I gotta admit, though…in the remake of Resident Evil, when that first RedFace jumped up and started running after me…Sheeeeee-IT that scared the fuck out of me.

This, rather than speed or even cannibalism, is the principal element of zombihood.

Sadly, the term “zombie” has been so broadly used that it has come to mean little more than “Undead humanoid not otherwise specified.” Strictly speaking, it should be applied to reanimated corpses behaving in an automatonlike manner. The Classic Zombie is completely subject to the will of another (traditionally a witch doctor, although a mad scientist will do in a pinch). The New Zombie (“Night of the Living Dead” model) is driven by its own urges.

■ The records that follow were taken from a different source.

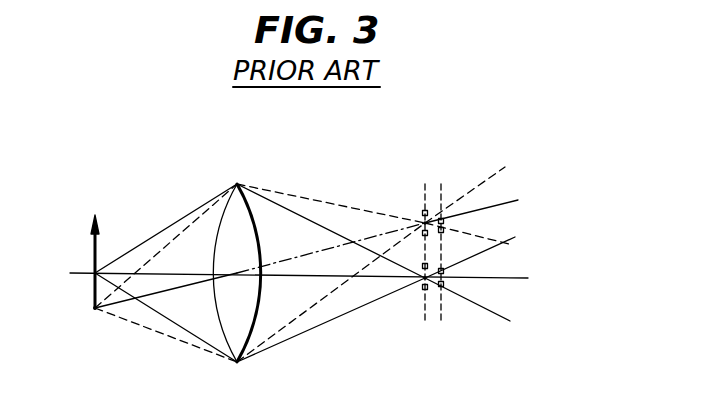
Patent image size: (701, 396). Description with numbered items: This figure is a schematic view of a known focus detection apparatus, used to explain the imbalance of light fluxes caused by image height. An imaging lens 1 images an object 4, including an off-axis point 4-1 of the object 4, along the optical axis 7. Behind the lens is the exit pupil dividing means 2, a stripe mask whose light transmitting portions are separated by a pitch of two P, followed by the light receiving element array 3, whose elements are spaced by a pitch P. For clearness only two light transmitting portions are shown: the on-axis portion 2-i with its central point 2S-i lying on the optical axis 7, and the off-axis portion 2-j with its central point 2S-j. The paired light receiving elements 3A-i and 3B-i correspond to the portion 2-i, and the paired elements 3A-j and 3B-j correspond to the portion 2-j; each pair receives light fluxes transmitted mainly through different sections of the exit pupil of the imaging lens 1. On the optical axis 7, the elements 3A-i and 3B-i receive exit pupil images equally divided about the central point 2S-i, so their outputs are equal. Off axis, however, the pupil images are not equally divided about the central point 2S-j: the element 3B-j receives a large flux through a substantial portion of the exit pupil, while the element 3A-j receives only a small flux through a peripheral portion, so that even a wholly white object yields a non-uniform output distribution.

The imaging lens 1 is at (248, 202).
The optical axis 7 is at (305, 276).
The object 4 is at (92, 250).
The point of the object 4-1 is at (94, 311).
The exit pupil dividing means 2 is at (425, 320).
The light receiving element array 3 is at (441, 320).
The central point of light transmitting portion 2-j 2S-j is at (424, 221).
The light transmitting portion 2-j is at (422, 223).
The light receiving element 3B-j is at (443, 219).
The light receiving element 3A-j is at (443, 229).
The central point of light transmitting portion 2-i 2S-i is at (424, 280).
The light transmitting portion 2-i is at (425, 281).
The light receiving element 3B-i is at (443, 271).
The light receiving element 3A-i is at (443, 284).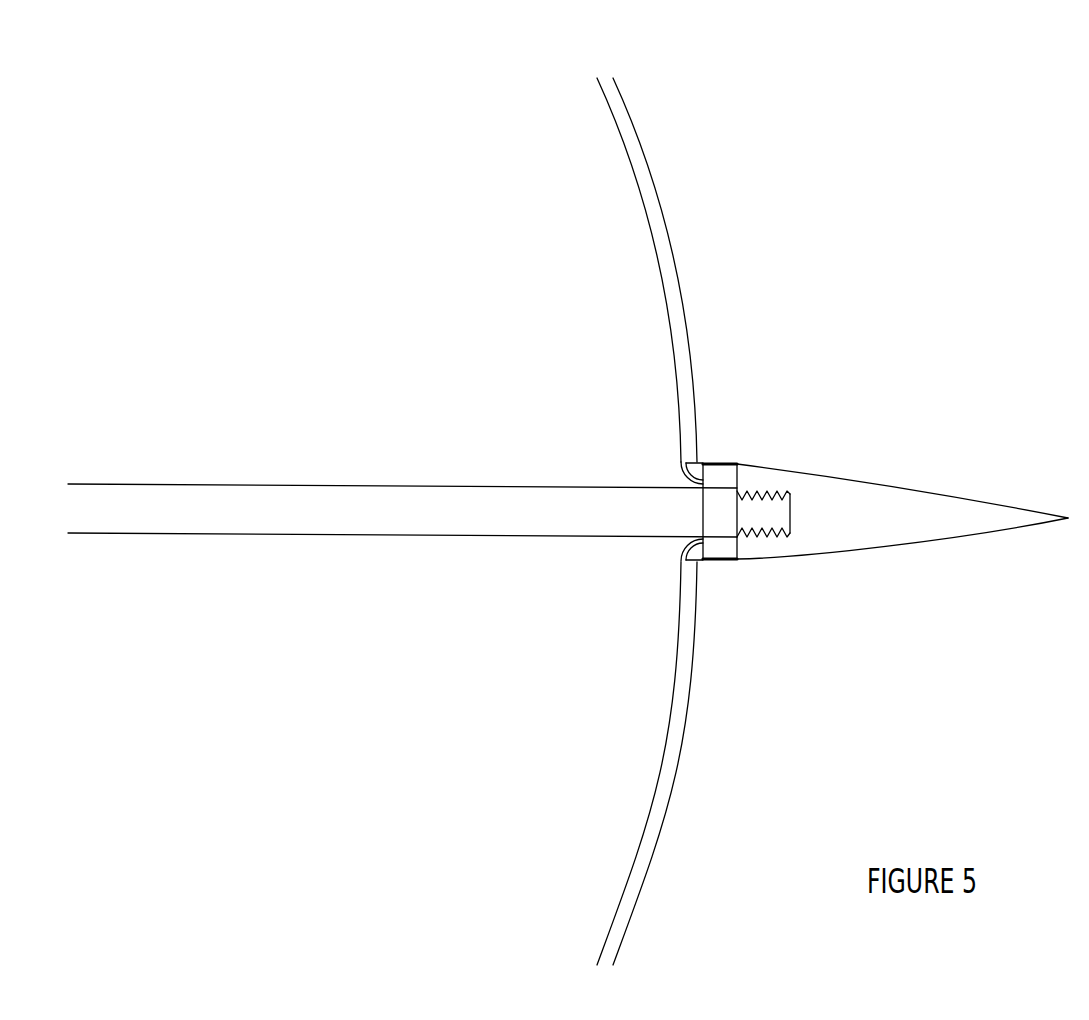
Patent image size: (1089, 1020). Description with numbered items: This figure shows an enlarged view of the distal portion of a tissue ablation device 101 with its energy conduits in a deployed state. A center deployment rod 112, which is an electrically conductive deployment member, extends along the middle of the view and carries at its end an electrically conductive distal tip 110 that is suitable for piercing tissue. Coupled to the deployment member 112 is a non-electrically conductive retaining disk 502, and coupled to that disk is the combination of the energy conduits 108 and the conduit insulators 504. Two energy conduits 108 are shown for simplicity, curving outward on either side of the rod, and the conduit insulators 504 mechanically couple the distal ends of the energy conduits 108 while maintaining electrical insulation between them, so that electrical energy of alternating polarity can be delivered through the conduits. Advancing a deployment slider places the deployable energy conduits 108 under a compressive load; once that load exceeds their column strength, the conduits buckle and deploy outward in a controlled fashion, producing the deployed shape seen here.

The tissue ablation device 101 is at (767, 282).
The energy conduits 108 is at (702, 400).
The distal tip 110 is at (842, 475).
The center deployment rod 112 is at (483, 480).
The retaining disk 502 is at (730, 465).
The conduit insulators 504 is at (678, 555).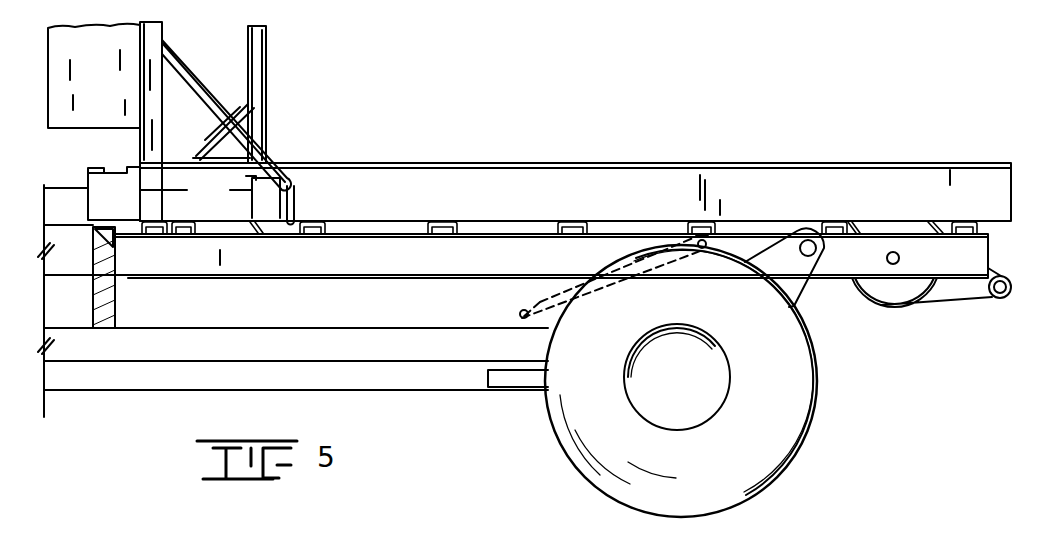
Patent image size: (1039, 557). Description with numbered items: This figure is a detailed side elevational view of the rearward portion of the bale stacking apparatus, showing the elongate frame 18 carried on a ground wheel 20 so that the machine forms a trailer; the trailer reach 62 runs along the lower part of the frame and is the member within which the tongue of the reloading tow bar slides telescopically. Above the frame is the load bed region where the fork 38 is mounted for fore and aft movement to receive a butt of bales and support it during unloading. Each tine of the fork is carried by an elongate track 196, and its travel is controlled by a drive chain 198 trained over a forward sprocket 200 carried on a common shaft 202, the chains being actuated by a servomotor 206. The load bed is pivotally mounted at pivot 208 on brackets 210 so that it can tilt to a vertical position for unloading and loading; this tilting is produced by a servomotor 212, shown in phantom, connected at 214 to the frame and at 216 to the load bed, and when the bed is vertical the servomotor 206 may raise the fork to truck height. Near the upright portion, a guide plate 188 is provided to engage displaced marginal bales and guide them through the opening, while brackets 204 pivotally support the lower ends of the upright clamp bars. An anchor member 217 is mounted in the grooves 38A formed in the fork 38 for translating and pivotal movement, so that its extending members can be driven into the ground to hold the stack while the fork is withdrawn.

The elongate frame 18 is at (77, 306).
The ground wheels 20 is at (817, 383).
The fork 38 is at (266, 70).
The grooves 38A is at (257, 41).
The trailer reach 62 is at (278, 390).
The guide plates 188 is at (110, 78).
The elongate track 196 is at (622, 163).
The drive chain 198 is at (127, 238).
The forward sprockets 200 is at (98, 245).
The common shaft 202 is at (120, 225).
The brackets 204 is at (253, 205).
The servomotor 206 is at (892, 298).
The pivot 208 is at (816, 251).
The brackets 210 is at (805, 293).
The servomotor 212 is at (617, 288).
The connection to frame 214 is at (520, 312).
The connection to load bed 216 is at (704, 250).
The anchor member 217 is at (237, 112).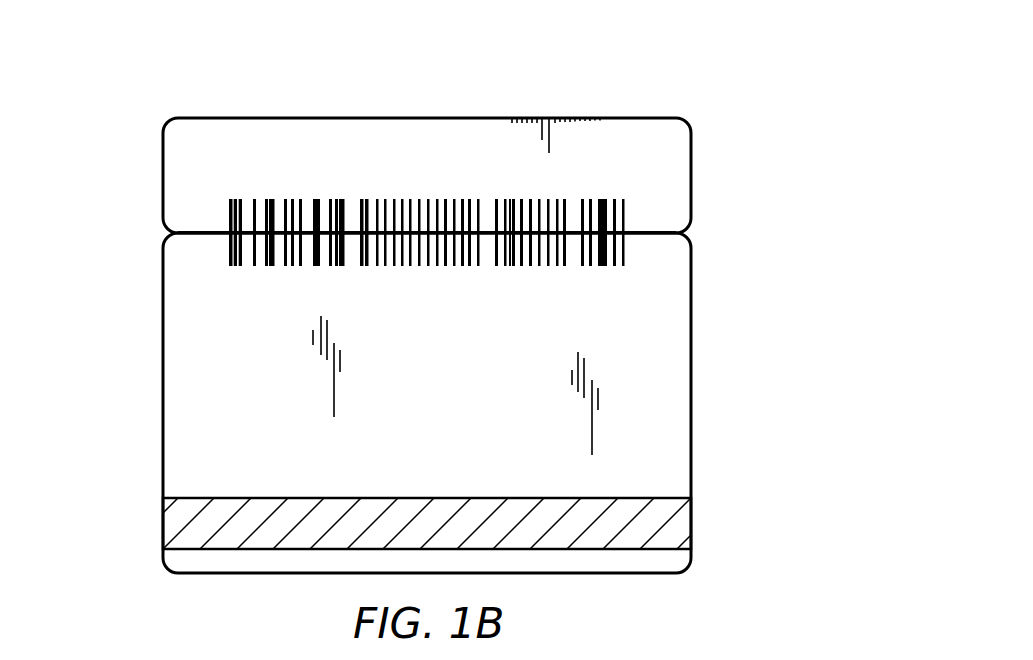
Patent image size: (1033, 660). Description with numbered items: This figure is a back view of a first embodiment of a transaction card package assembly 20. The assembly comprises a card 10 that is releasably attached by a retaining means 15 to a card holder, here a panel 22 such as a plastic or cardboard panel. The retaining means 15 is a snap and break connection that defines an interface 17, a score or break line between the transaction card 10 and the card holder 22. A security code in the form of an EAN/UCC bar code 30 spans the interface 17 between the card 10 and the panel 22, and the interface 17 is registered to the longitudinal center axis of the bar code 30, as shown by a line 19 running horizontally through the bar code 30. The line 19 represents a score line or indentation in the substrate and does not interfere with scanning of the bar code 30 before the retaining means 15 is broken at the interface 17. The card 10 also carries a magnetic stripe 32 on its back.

The transaction card package assembly 20 is at (156, 56).
The interface 17 is at (647, 229).
The card 10 is at (691, 398).
The panel 22 is at (497, 140).
The retaining means 15 is at (203, 233).
The line 19 is at (413, 230).
The bar code 30 is at (495, 263).
The magnetic stripe 32 is at (691, 530).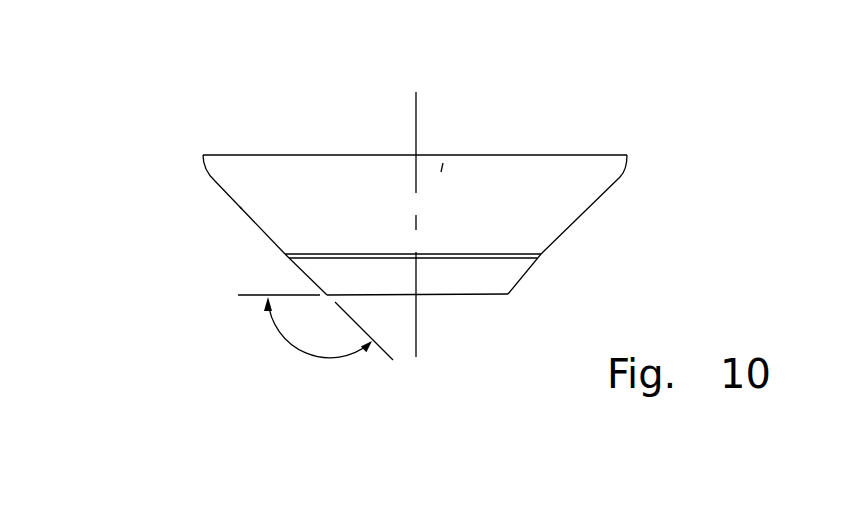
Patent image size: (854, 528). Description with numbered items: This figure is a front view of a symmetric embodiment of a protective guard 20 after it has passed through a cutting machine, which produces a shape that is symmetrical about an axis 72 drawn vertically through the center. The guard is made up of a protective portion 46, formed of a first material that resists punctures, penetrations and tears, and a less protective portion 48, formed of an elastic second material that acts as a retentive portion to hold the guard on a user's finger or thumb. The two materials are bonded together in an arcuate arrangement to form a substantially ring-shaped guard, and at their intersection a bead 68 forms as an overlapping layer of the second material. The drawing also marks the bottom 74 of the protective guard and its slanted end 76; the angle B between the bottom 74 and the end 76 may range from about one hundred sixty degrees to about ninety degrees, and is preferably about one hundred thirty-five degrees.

The protective guard 20 is at (195, 120).
The protective portion 46 is at (493, 210).
The less protective portion 48 is at (465, 283).
The bead 68 is at (507, 257).
The axis 72 is at (415, 120).
The bottom 74 is at (377, 293).
The end 76 is at (240, 207).
The angle B is at (315, 344).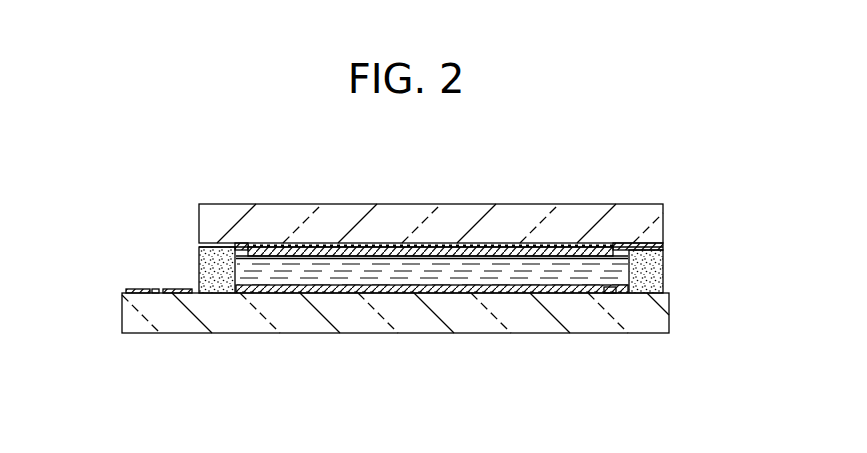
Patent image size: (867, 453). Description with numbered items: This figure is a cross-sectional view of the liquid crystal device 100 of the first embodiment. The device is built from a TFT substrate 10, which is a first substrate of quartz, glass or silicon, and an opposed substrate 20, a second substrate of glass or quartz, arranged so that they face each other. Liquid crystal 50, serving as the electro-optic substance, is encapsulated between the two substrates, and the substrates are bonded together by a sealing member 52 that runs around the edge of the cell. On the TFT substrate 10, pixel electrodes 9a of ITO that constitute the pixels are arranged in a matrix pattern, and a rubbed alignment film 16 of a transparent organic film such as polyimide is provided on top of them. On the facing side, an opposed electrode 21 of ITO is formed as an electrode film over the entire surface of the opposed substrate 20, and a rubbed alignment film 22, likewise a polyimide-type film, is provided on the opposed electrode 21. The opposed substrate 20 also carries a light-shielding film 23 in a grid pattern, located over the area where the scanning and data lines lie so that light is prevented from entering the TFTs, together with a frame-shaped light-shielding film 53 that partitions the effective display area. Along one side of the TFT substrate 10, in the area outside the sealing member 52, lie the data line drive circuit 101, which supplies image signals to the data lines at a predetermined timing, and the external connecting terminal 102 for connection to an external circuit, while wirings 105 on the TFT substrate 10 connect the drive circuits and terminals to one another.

The liquid crystal device 100 is at (605, 110).
The opposed substrate 20 is at (328, 213).
The opposed electrode 21 is at (420, 247).
The alignment film 22 is at (633, 245).
The light-shielding film 23 is at (557, 247).
The light-shielding film 53 is at (248, 247).
The sealing member 52 is at (200, 253).
The liquid crystal 50 is at (388, 275).
The alignment film 16 is at (652, 289).
The pixel electrodes 9a is at (289, 291).
The TFT substrate 10 is at (460, 323).
The external connecting terminal 102 is at (133, 289).
The wirings 105 is at (155, 289).
The data line drive circuit 101 is at (182, 292).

It may function as a member of a maurauding horde, but this is no more proof of high-level intelligence than the schooling behavior of certain fish.

At least since the time of “Night of the Living Dead”, the term zombie has taken on “ghoulish” connotations. Ghouls are evil humanoid creatures that feast on the flesh of the living and dead. Not every ghoul is a zombie, and not every zombie is a ghoul.

Although “The Curse of the Black Pearl” has been widely referred to as a “zombie pirate” movie, true zombies do not display individual personalities, abstract thought and computational abilities like those of the accursed pirates. Those characters deserve a term of their own. “Accursed Pirates” comes to mind.